Statement from Professor Derek Peterson[1]

[1] This statement is my own, acting in my individual capacity and not on behalf of the University, the Faculty Senate, or the Senate Advisory Committee on University Affairs (SACUA).

 

With regard to the remarks I gave before the University of Michigan graduating class on 2 May 2026:

The President has recently published a statement claiming that I “deviated from the remarks [I] had shared before the ceremony.” My “remarks were expected to be congratulatory, not a platform for personal or political expression,” he writes.

I am obliged to begin this statement by correcting the record.

The text that I planned to deliver at the graduation ceremony was conveyed to the organizers a week in advance. I thereafter had a series of exchanges on telephone and over email with upper administrators regarding the sentence in which I mentioned pro-Palestinian activists. In dialogue with the administrators I agreed not to call Israel’s war in Gaza a “genocide,” even though a 2025 UN commission found it to be so. In other words: the University was fully aware of the nature of the remarks that I intended to give, and I worked with administrators to ensure that the text was phrased as diplomatically as possible.

It is true, as President Grasso writes, that at the ceremony itself I “deviated” from the prepared remarks. But these are the deviations of anyone who is accustomed to giving lectures before an audience of students. The essence of the text was unaltered. I did not surprise the administration by the substance of what I said, and neither did I substitute one speech for another. Anyone interested in this question may wish to scrutinize the text I submitted to the organizers, which can be found below.

To be clear: I am not a spokesman for the institution. As was indicated in the Commencement program, I was speaking as the Chair of the Senate Advisory Committee on University Affairs, not the University. It is an important distinction. The Chair of the Senate is not bound by the University’s recently-adopted policy on institutional neutrality.
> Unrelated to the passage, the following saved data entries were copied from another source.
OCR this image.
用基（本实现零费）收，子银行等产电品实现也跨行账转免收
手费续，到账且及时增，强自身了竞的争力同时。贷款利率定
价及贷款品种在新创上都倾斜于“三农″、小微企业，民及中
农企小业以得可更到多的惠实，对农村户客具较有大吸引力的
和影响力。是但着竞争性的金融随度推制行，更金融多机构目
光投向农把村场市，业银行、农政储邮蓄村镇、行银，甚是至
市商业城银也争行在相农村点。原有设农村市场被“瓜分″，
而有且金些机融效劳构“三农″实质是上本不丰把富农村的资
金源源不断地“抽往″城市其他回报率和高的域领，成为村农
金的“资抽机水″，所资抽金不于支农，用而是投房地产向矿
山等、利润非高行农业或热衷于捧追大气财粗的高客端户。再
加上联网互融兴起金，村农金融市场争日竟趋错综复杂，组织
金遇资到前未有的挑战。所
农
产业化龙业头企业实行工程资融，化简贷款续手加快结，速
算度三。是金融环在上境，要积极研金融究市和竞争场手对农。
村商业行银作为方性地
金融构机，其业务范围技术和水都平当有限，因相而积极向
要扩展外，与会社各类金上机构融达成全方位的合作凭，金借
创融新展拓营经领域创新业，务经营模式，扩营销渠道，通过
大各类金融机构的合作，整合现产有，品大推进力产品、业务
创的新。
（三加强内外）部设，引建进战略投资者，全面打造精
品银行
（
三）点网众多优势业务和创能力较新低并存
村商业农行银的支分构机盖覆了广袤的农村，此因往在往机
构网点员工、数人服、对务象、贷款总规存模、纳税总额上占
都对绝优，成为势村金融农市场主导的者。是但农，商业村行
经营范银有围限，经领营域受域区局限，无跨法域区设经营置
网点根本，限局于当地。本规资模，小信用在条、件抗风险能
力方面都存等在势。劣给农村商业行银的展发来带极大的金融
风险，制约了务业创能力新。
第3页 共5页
We learned from hard experience during the McCarthy era that academic freedom is a foundational pillar of higher education, and today we annually honor those members of the Michigan faculty who spoke forthrightly against the evils of their own time. In the words of American Association of University Professors, academic freedom “protects the right of a faculty member to speak freely when participating in institutional governance, as well as to speak freely as a citizen.”

It is now clear that the remarks I gave on 2 May have caused offence to some attendees, and I regret having occasioned unhappiness and anger on a happy day. In retrospect, I should have found a suitable way to acknowledge the personal trauma that some of our students experienced on 7 October 2023.

Again, I offer my congratulations to the University of Michigan Class of 2026.

Derek R. Peterson
7.v.2026

 

 

Remarks as Written and Submitted in Advance of Commencement

In 1858 a young woman named Sarah Burger applied for admission to the University of Michigan. In those days there were 450 students on campus. All of them were men.

Michigan president Henry Tappan was opposed to the admission of women. “When we attempt to disturb God’s order,” he wrote, “we produce monstrosities.”

So it must have taken courage for young Ms. Burger to make her application. She was by no means naïve. She was a suffragette, who at the age of 14 had attended a national conference on women’s rights in Cleveland.

Her application for admission to Michigan was received skeptically by the Regents. Allowing women into the University would “obliterate their refined and retiring delicacy,” advised the president of Rutgers. The Board of Regents voted unanimously against admitting Ms. Burger.

She was not deterred. She applied again in June 1859. The Regents again refused her application. Michigan did not admit women until 1870.

Today, as I speak, over 53 percent of the graduating class of 2026 is made up of women.

The point I want to make is that this and other freedoms were hard won. They were not handed out by a generous administration. This is the greatest public university in the world because people like Ms. Burger refused to accept the orthodoxies of their time. They saw in Michigan a promise: that this great university should actively place itself in the service of all the people of this great state.

The next time you sing Hail to the Victors, sing for Sarah Burger. Sing for the thousands of students who have devoted themselves to the pursuit of social justice.

Sing for Moritz Levi, professor of French, the first Jewish faculty member at the University of Michigan. Sing for the Black Action Movement, whose members demanded a curriculum that honored the experience of Black Americans. Sing for the student activists, who over these past few years have sacrificed much to open our hearts to the injustices happening in Gaza.

The greatness of this institution does not rest only on the shoulders of our student athletes. It rests on the courage and conviction of student activists who have pushed this university down the path toward justice.

Congratulations to all of you, and Go Blue.